Life is enough. There is always music,
Always more love, more sun, and always more.
And if the green door opens on tomorrow,
And every friend still answers to his name,
A little death makes eloquent the daylight:
It will be glory that the world's the same.
And we have all been dead, who now are living!
Speak out the secret thing we're certain of:
We're back, we've all come back, we've all been given
A longer time to look, and touch, and love."[12]

Richard Gilbert
March 24, 2002

  1. Stories of the Spirit, Stories of the Heart, Parables of the Spiritual Path from Around the World, edited by Christina Feldman and Jack Kornfield, San Francisco: HarperSanFrancisco, 1991, p. 347.
  2. Clark Wells.
  3. Rochester Democrat and Chronicle, April, 2001, p. 1c.
  4. Arthur Miller, quoted in Soul: An Archaeology.
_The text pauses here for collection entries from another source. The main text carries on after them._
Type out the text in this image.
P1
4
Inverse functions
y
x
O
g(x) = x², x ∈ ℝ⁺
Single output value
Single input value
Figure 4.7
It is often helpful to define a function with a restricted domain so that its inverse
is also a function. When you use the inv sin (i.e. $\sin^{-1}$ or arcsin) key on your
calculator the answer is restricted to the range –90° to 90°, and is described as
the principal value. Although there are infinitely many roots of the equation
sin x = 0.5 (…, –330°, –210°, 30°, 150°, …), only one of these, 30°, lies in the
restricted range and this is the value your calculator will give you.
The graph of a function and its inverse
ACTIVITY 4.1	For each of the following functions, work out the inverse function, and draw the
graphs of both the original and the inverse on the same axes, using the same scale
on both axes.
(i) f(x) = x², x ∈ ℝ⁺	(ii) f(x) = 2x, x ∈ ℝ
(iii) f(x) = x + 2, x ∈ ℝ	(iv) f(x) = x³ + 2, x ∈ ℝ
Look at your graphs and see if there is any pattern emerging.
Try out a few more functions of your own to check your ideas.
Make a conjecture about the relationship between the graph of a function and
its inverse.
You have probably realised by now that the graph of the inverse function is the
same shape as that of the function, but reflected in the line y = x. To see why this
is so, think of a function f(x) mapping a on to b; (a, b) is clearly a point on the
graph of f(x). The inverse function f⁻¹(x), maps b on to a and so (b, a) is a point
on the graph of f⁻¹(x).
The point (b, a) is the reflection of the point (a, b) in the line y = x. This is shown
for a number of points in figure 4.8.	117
Edited by Phil Cousineau (San Francisco: HarperSanFrancisco, 1994), p. 189.
  5. Mary Oliver, "When Death Comes," Spiritual Literacy: Reading the Sacred in Everyday Life, edited by Frederic and Mary Ann Brussat. New York: Scribner, 1996, p. 485.
  6. Job 38:4-7
  7. Job 40 6-10.
  8. John Dietrich in American Religious Humanism, revised edition (Minneapolis: Fellowship of Religious Humanists, 1996), p. 79.
  9. Robert Ardrey, African Genesis.
  10. Rabindranath Tagore, source unknown.
  11. In Search of Our Mother's Gardens: Womanist Prose (New York: Harcourt Brace Jovanovich, 1983), 341-2.
  12. John Holmes, The Selected Poems of John Holmes (Boston: Beacon Press, 1965), pp. 2-5.